According to a recent study, having “the conversation” can be difficult for parents. Leaving girls not adequately prepared to deal with puberty and the changes heading their way.
I’m not exactly looking forward to the conversation when it comes to puberty. And not because I’m apprehensive about discussing breast development, their menstrual cycle, or safe sex. The reason is that I find it hard to imagine that kids will be old enough to have these discussions one day soon!
It has been found by a new study in the Journal of Adolescent Health, I’m not alone in my reluctance to have “the talk.” However, parents’ reluctance (for whatever reason) to use HOME Health is a significant issue. By engaging in discussions about puberty with their daughters, parents risk damaging their children’s self-esteem. As a result, most girls in low-income homes are ill-prepared for puberty and even have bad experiences at this critical time.
A lack of knowledge about menstruation has left many African-American, Caucasian, and Hispanic females in urban areas of the Northeastern United States unable to cope. For African-American girls, the average age of breast development and first menstruation has decreased in recent years, and nearly half of these girls show physical signs of growth by the time they are eight years old, a much younger time frame than many parents, including myself, would consider being appropriate for discussing these topics.
At puberty, we have a unique opportunity to lay the foundation for healthy sexual and reproductive health throughout our lives. That’s why it’s such a concern if girls don’t get enough information, which could have long-term consequences.
According to the study, girls reported being introduced to puberty themes by their parents, siblings, or teachers, but the majority acknowledged the information was incorrect, inadequate, or offered too late. Interesting. Many young women expressed dissatisfaction with their mothers’ explanations about the onset of puberty. Meanwhile, mothers acknowledged being unclear of how and when to bring up the subject of puberty with their daughters and having felt uncomfortable or uninformed about the issue.
There was also a noticeable lack of emphasis on safe sex and other critical puberty-related themes and a lack of appropriate tone.

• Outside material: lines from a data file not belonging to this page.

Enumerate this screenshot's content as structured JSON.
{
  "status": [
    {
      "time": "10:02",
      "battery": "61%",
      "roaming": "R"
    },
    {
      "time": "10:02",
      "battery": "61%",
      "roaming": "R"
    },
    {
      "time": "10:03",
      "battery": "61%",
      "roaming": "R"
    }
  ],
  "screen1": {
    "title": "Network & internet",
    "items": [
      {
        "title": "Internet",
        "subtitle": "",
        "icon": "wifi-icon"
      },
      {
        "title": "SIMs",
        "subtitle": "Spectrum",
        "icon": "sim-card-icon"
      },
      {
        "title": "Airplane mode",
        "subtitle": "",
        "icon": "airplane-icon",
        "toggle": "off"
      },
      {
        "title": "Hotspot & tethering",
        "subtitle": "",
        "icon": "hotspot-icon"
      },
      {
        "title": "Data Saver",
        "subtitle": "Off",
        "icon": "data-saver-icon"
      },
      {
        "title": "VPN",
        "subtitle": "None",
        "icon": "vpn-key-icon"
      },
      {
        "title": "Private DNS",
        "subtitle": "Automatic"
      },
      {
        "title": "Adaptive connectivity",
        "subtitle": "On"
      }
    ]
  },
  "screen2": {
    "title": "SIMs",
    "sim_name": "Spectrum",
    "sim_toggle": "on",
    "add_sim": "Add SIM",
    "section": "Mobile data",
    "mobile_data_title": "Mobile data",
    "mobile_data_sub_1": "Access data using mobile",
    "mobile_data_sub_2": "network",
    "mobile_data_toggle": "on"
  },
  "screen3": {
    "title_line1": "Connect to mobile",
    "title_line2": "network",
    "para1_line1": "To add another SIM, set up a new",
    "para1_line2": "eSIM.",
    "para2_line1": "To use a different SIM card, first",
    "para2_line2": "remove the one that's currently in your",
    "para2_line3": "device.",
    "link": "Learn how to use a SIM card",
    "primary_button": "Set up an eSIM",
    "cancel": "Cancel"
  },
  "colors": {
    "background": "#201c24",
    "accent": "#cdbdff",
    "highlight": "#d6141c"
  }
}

A common theme among the numerous studies that were examined was the desire expressed by many young women to have a meaningful talk with their moms (or parents) about the physical and social changes that occur during puberty. Despite talking with their mothers and getting information about their periods, some girls felt that this was not enough to satisfy their needs and answer all of the questions they had.
Concerning puberty, many moms (or caregivers) themselves felt uneasy and inadequate in delivering the guidance they deemed necessary for their daughters. These interactions with their daughters may necessitate that parents feel more prepared and confident in their efforts and that their girls want and need this support and guidance from their parents. Adolescents with non-conforming gender roles and sexual orientation are conspicuously absent from the discussion.
In the included studies, some girls claimed that discussions with their parents about menstruation leaped right to caution about avoiding pregnancy. This review consists of a number of these complaints. Girls were left perplexed and in need of additional information after reading only the warnings regarding pregnancy prevention.
As soon as their daughter begins her menstrual cycle, parents often fail to realize that by immediately moving on to topics about pregnancy prevention, they are skipping over important information such as how menstruation works, why it occurs, what you can do to cope with it and how to predict when your period will arrive. However, parents should realize that their girls will also have questions about their bodies and menstruation that are not immediately related to sex, so they should talk about pregnancy prevention.